Purpose: : Crystallins are the major water-soluble highly concentrated structural proteins of the lens where there are responsible for the transparency and high refractive index. The most heterogeneous β-crystallins form aggregates of different sizes and associate into dimers, tetramers, and higher-order complexes with other β-crystallins. In order to enhance our understanding of the interactions between β-crystallins, this study characterizes the association of βB1-crystallin (βB1), a major component of large β-crystallin complexes (β-high) with itself and with βA3-crystallin (βA3).

Methods: : Both crystallins were expressed in E.coli and purified from the soluble fraction using ion-exchange and size-exclusion chromatography. Their association was then characterized using Superdex 75 analytical grade column, native gel electrophoresis, isoelectric focusing, and analytical sedimentation equilibrium centrifugation.
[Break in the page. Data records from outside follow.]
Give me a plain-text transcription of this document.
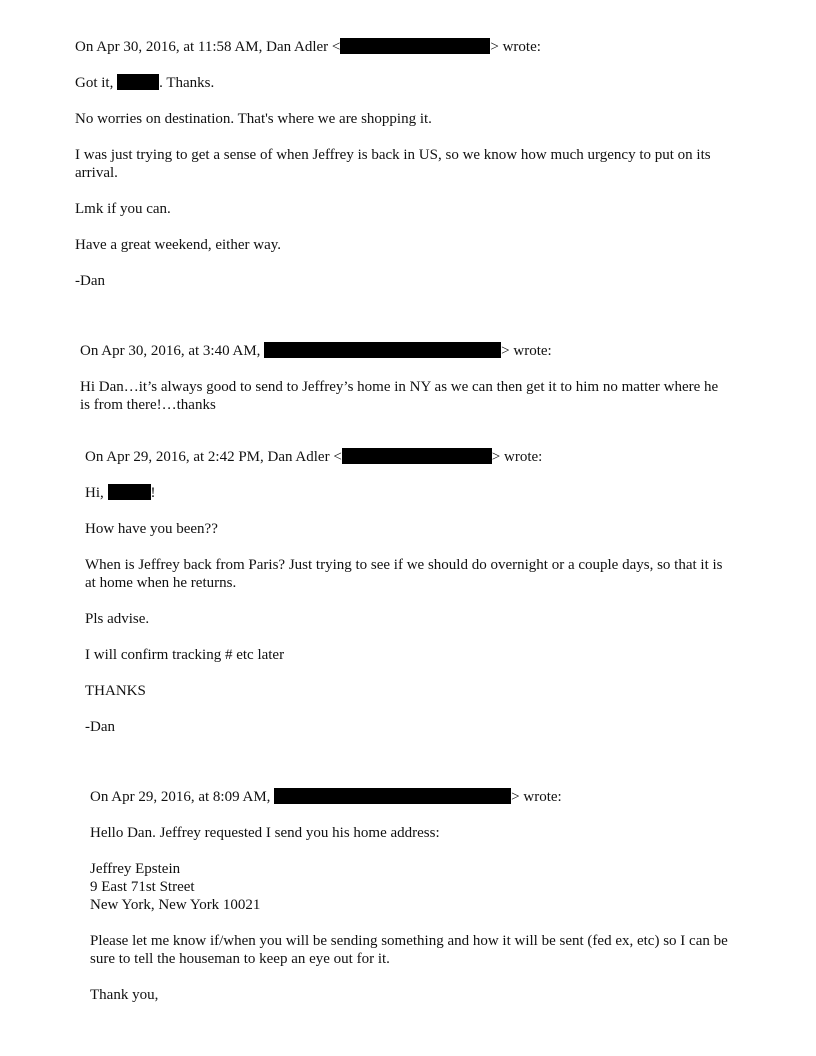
On Apr 30, 2016, at 11:58 AM, Dan Adler <	> wrote:
Got it,	. Thanks.
No worries on destination. That's where we are shopping it.
I was just trying to get a sense of when Jeffrey is back in US, so we know how much urgency to put on its arrival.
Lmk if you can.
Have a great weekend, either way.
-Dan
On Apr 30, 2016, at 3:40 AM,	> wrote:
Hi Dan…it’s always good to send to Jeffrey’s home in NY as we can then get it to him no matter where he is from there!…thanks
On Apr 29, 2016, at 2:42 PM, Dan Adler <	> wrote:
Hi,	!
How have you been??
When is Jeffrey back from Paris? Just trying to see if we should do overnight or a couple days, so that it is at home when he returns.
Pls advise.
I will confirm tracking # etc later
THANKS
-Dan
On Apr 29, 2016, at 8:09 AM,	> wrote:
Hello Dan. Jeffrey requested I send you his home address:
Jeffrey Epstein
9 East 71st Street
New York, New York 10021
Please let me know if/when you will be sending something and how it will be sent (fed ex, etc) so I can be sure to tell the houseman to keep an eye out for it.
Thank you,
Results: : When present alone, each protein associates into homodimers but neither forms homotetramers. Upon mixing under physiological conditions, heterocomplex formation between βB1 and βA3 was observed by size-exclusion chromatography, native gel electrophoresis, isoelectric focusing, and sedimentation equilibrium. In contrast to the previous results obtained from βB2 and βA3, which did not indicate tetramer formation, analytical centrifugation shows a dimer-tetramer equilibrium with a K_d of 1.1×10^-6 µM, suggesting that βB1 and βA3 associate predominantly into heterotetramers in vitro.

Conclusions: : While each purified β-crystallin associates only into homodimers and mixed βB2 and βA3 form a mixture of homo- and heterodimers, mixed βB1/βA3 associate predominantly into heterotetramers in equilibrium with heterodimers. These findings suggest a unique role for βB1 in promoting higher-order crystallin association in the lens.